Testimony Before the Nebraska Retirement Systems Committee on Legislative Bill 586.
Chairman Kolterman, members of the committee, thank you for the opportunity to offer a brief technical assessment of Legislative Bill (LB) 586 and the implications of deploying stress testing to monitor the resiliency of public pension systems.
My name is Steven Gassenberger and I serve as a policy analyst with the Pension Integrity Project at Reason Foundation. We are a national 501(c)(3) libertarian think tank that offers pro-bono technical assistance and policy research to public officials and other stakeholders to help design and implement policy solutions aimed at improving public pension plan resiliency, promoting retirement security for public employees, and lowering long-term financial risks to taxpayers.
LB 586 does not impact the benefit design, funding policy, assumptions, or amortization policy and methods of any pension system.
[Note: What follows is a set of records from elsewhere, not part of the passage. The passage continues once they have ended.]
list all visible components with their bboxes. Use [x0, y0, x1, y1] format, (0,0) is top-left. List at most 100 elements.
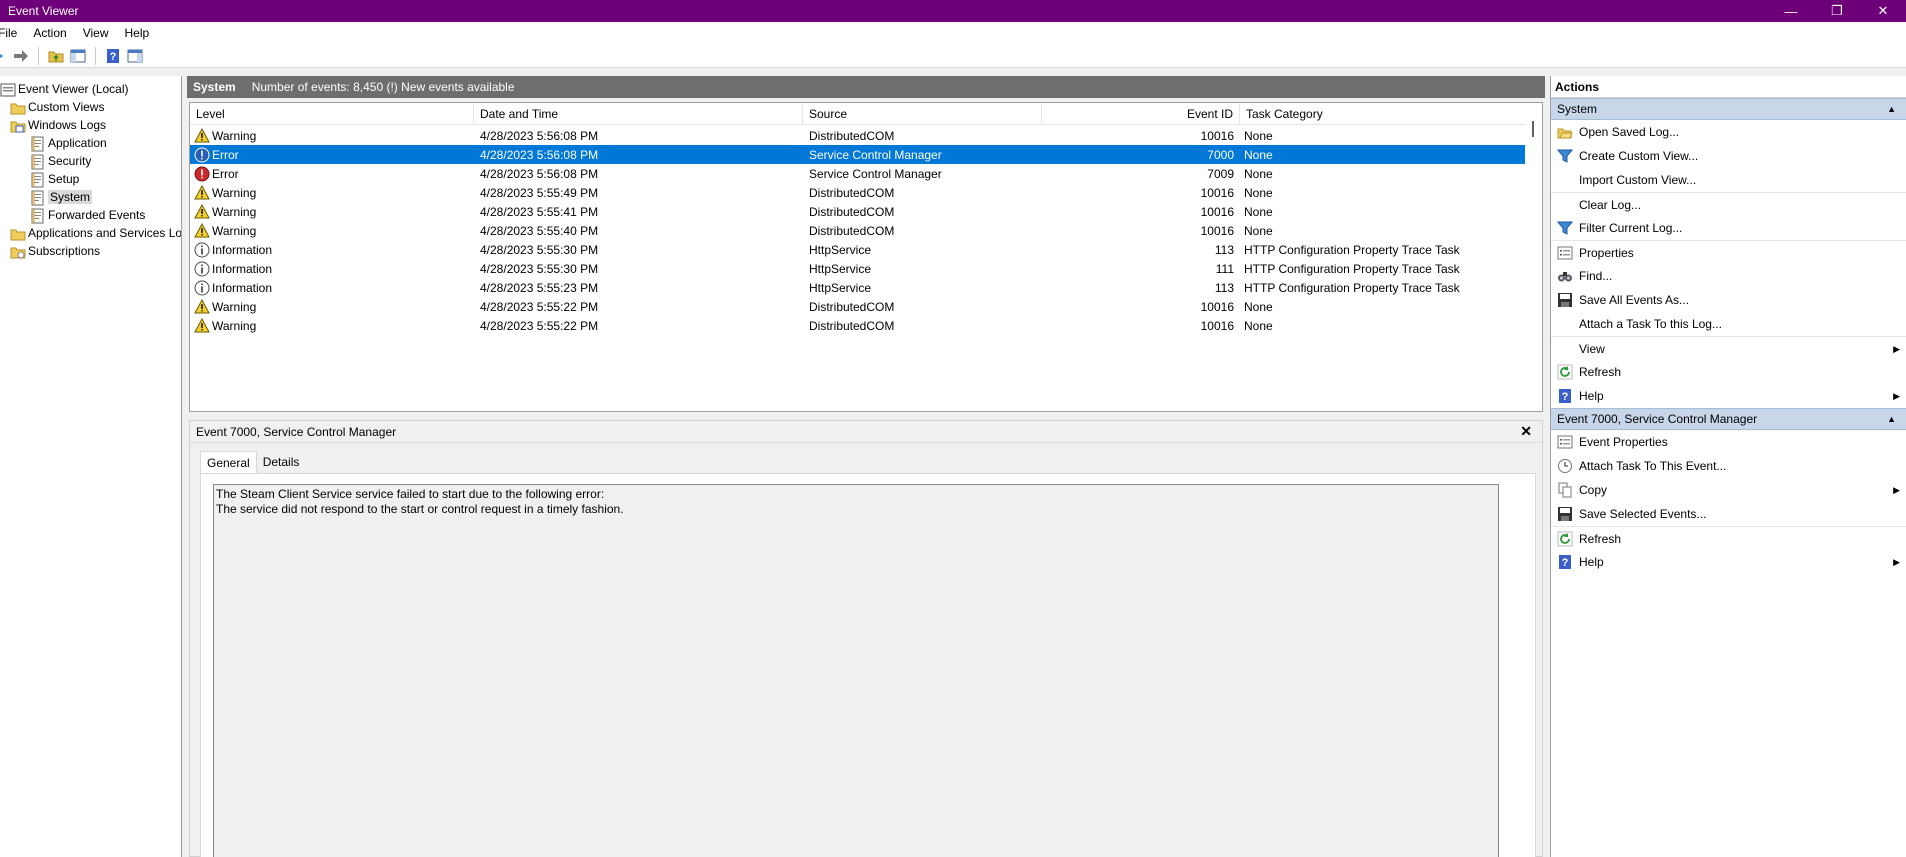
actions-section-header[interactable]: Event 7000, Service Control Manager ▲ [1551, 408, 1906, 430]
event-level: Warning [194, 316, 460, 335]
toolbar: ? [0, 44, 1906, 68]
event-row[interactable]: Warning 4/28/2023 5:55:40 PM DistributedCO… [190, 221, 1526, 240]
maximize-button[interactable]: ❐ [1814, 0, 1860, 22]
action-help[interactable]: ? Help ▶ [1551, 550, 1906, 574]
tree-item-application[interactable]: Application [0, 134, 181, 152]
action-pane-icon [127, 49, 143, 62]
event-date: 4/28/2023 5:55:40 PM [480, 223, 599, 238]
action-filter-current-log[interactable]: Filter Current Log... [1551, 216, 1906, 240]
tree-item-windows-logs[interactable]: Windows Logs [0, 116, 181, 134]
action-find[interactable]: Find... [1551, 264, 1906, 288]
event-level: Information [194, 240, 460, 259]
event-row[interactable]: Warning 4/28/2023 5:55:41 PM DistributedCO… [190, 202, 1526, 221]
column-header-source[interactable]: Source [803, 103, 1042, 125]
action-label: Filter Current Log... [1579, 221, 1683, 235]
collapse-up-icon[interactable]: ▲ [1887, 414, 1896, 424]
show-hide-action-pane-button[interactable] [124, 46, 146, 66]
event-row[interactable]: Warning 4/28/2023 5:56:08 PM DistributedCO… [190, 126, 1526, 145]
action-save-all-events-as[interactable]: Save All Events As... [1551, 288, 1906, 312]
action-open-saved-log[interactable]: Open Saved Log... [1551, 120, 1906, 144]
tree-item-applications-and-services-lo[interactable]: Applications and Services Lo [0, 224, 181, 242]
action-copy[interactable]: Copy ▶ [1551, 478, 1906, 502]
help-toolbar-button[interactable]: ? [102, 46, 124, 66]
tree-item-label: Custom Views [28, 100, 105, 114]
actions-section-header[interactable]: System ▲ [1551, 98, 1906, 120]
event-source: Service Control Manager [809, 147, 942, 162]
event-id: 10016 [1200, 128, 1234, 143]
action-create-custom-view[interactable]: Create Custom View... [1551, 144, 1906, 168]
tree-item-label: Event Viewer (Local) [18, 82, 129, 96]
tree-item-forwarded-events[interactable]: Forwarded Events [0, 206, 181, 224]
event-row[interactable]: Information 4/28/2023 5:55:30 PM HttpServi… [190, 240, 1526, 259]
column-header-date[interactable]: Date and Time [474, 103, 803, 125]
event-level-text: Warning [212, 204, 257, 219]
action-save-selected-events[interactable]: Save Selected Events... [1551, 502, 1906, 526]
action-import-custom-view[interactable]: Import Custom View... [1551, 168, 1906, 192]
general-tab-body: The Steam Client Service service failed … [200, 473, 1536, 857]
tree-item-event-viewer-local[interactable]: Event Viewer (Local) [0, 80, 181, 98]
information-icon [194, 242, 210, 258]
action-event-properties[interactable]: Event Properties [1551, 430, 1906, 454]
forward-button[interactable] [10, 46, 32, 66]
tree-item-setup[interactable]: Setup [0, 170, 181, 188]
properties-icon [1557, 245, 1573, 261]
action-view[interactable]: View ▶ [1551, 336, 1906, 360]
tree-item-custom-views[interactable]: Custom Views [0, 98, 181, 116]
event-source: DistributedCOM [809, 318, 895, 333]
tab-general[interactable]: General [200, 451, 257, 473]
filter-icon [1556, 148, 1574, 164]
action-label: Save All Events As... [1579, 293, 1690, 307]
scrollbar-thumb[interactable] [1532, 121, 1534, 137]
menu-action[interactable]: Action [25, 26, 74, 40]
minimize-button[interactable]: — [1768, 0, 1814, 22]
event-row[interactable]: Error 4/28/2023 5:56:08 PM Service Control… [190, 145, 1526, 164]
event-date: 4/28/2023 5:55:30 PM [480, 242, 599, 257]
action-help[interactable]: ? Help ▶ [1551, 384, 1906, 408]
actions-title: Actions [1551, 76, 1906, 98]
tree-item-system[interactable]: System [0, 188, 181, 206]
tree-item-label: Security [48, 154, 92, 168]
tree-item-subscriptions[interactable]: Subscriptions [0, 242, 181, 260]
event-description[interactable]: The Steam Client Service service failed … [213, 484, 1499, 857]
event-row[interactable]: Information 4/28/2023 5:55:30 PM HttpServi… [190, 259, 1526, 278]
event-date: 4/28/2023 5:55:23 PM [480, 280, 599, 295]
action-refresh[interactable]: Refresh [1551, 360, 1906, 384]
up-folder-button[interactable] [45, 46, 67, 66]
close-detail-button[interactable]: ✕ [1520, 423, 1532, 440]
close-window-button[interactable]: ✕ [1860, 0, 1906, 22]
event-level: Error [194, 164, 460, 183]
event-date: 4/28/2023 5:56:08 PM [480, 147, 599, 162]
action-clear-log[interactable]: Clear Log... [1551, 192, 1906, 216]
action-properties[interactable]: Properties [1551, 240, 1906, 264]
submenu-arrow-icon: ▶ [1893, 344, 1900, 354]
back-button[interactable] [0, 46, 10, 66]
description-line: The service did not respond to the start… [216, 502, 624, 516]
column-header-event-id[interactable]: Event ID [1042, 103, 1240, 125]
action-attach-a-task-to-this-log[interactable]: Attach a Task To this Log... [1551, 312, 1906, 336]
menu-file[interactable]: File [0, 26, 25, 40]
action-label: Find... [1579, 269, 1613, 283]
event-row[interactable]: Error 4/28/2023 5:56:08 PM Service Control… [190, 164, 1526, 183]
collapse-up-icon[interactable]: ▲ [1887, 104, 1896, 114]
event-row[interactable]: Warning 4/28/2023 5:55:22 PM DistributedCO… [190, 316, 1526, 335]
description-line: The Steam Client Service service failed … [216, 487, 605, 501]
column-header-task-category[interactable]: Task Category [1240, 103, 1526, 125]
action-attach-task-to-this-event[interactable]: Attach Task To This Event... [1551, 454, 1906, 478]
menu-view[interactable]: View [75, 26, 117, 40]
warning-icon [194, 184, 210, 200]
event-row[interactable]: Warning 4/28/2023 5:55:49 PM DistributedCO… [190, 183, 1526, 202]
menu-help[interactable]: Help [117, 26, 158, 40]
submenu-arrow-icon: ▶ [1893, 485, 1900, 495]
event-row[interactable]: Information 4/28/2023 5:55:23 PM HttpServi… [190, 278, 1526, 297]
grid-scrollbar[interactable] [1525, 103, 1542, 411]
log-icon [30, 136, 44, 152]
task-icon [1557, 458, 1573, 474]
tab-details[interactable]: Details [257, 451, 306, 473]
action-label: Refresh [1579, 531, 1622, 546]
middle-splitter[interactable] [187, 412, 1545, 420]
show-hide-tree-button[interactable] [67, 46, 89, 66]
action-refresh[interactable]: Refresh [1551, 526, 1906, 550]
tree-item-security[interactable]: Security [0, 152, 181, 170]
column-header-level[interactable]: Level [190, 103, 474, 125]
event-row[interactable]: Warning 4/28/2023 5:55:22 PM DistributedCO… [190, 297, 1526, 316]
Rather, LB 586 would leverage private sector financial stress testing methods to help policymakers, retirees, and stakeholders understand the financial risks and long-term sustainability of the retirement plans serving municipal workers.
The Pension Integrity Project has for years suggested public pension systems use stress testing to assess their ability to maintain plan solvency through normal market fluctuations and unforeseen “black swan” events. Understanding a public pension plan’s stress points provides an opportunity for managers to implement preventive measures that can either limit the impact of the discovered risks or avoid the negative situation entirely.
Traditionally, reports provided to public pension plan boards and stakeholders give long-term forecasts assuming a year-to-year outcome that exactly matches their assumed long-term investment return, but, as the last two decades would attest, expecting inherently volatile market returns to match assumptions each and every year fails to paint an accurate portrayal of the relationship between the natural volatility of global investment markets and public pension funding.
Instead of showing only those scenarios system managers assume, stress testing explores a range of realistic scenarios to more comprehensively demonstrate what could possibly happen over the next few decades. This allows policymakers to see not only where the system’s financial health is today, or where it is expected to be in 30 years, but how the system would be impacted in times of unforeseen economic volatility.
While actuarial standards of practices and national governmental accounting standards are starting to improve pension risk reporting, policymakers in several states have supplemented pension system risk reporting with additional stress tests.
North Carolina, Virginia, Washington, Hawaii, and several other states have recently adopted similar pension stress testing measures requiring routine risk assessments that hopefully, over time, will prompt much more active discussions related to pension risk management in those states. Risk assessment methods adopted by the Colorado Public Employees’ Retirement Association (PERA), for example, identify funding weaknesses and helped mobilize a robust group of stakeholders dedicated to long-term solvency and resiliency of the state’s public pension system. This mobilization ultimately resulted in Colorado passing comprehensive, bipartisan, and lasting pension reform in 2018.
Like these other states, routinely stress testing public pension systems would unlock the ability to apply uniformed metrics to what is currently a real, but largely unmeasured, challenge for Nebraska’s public pension systems. As written LB 586 would allow policymakers to rely on transparent accounting to spotlight the challenges and risks facing each pension system, ultimately empowering stakeholders in their effort to ensure the long-term resiliency and sustainability of these important public retirement systems.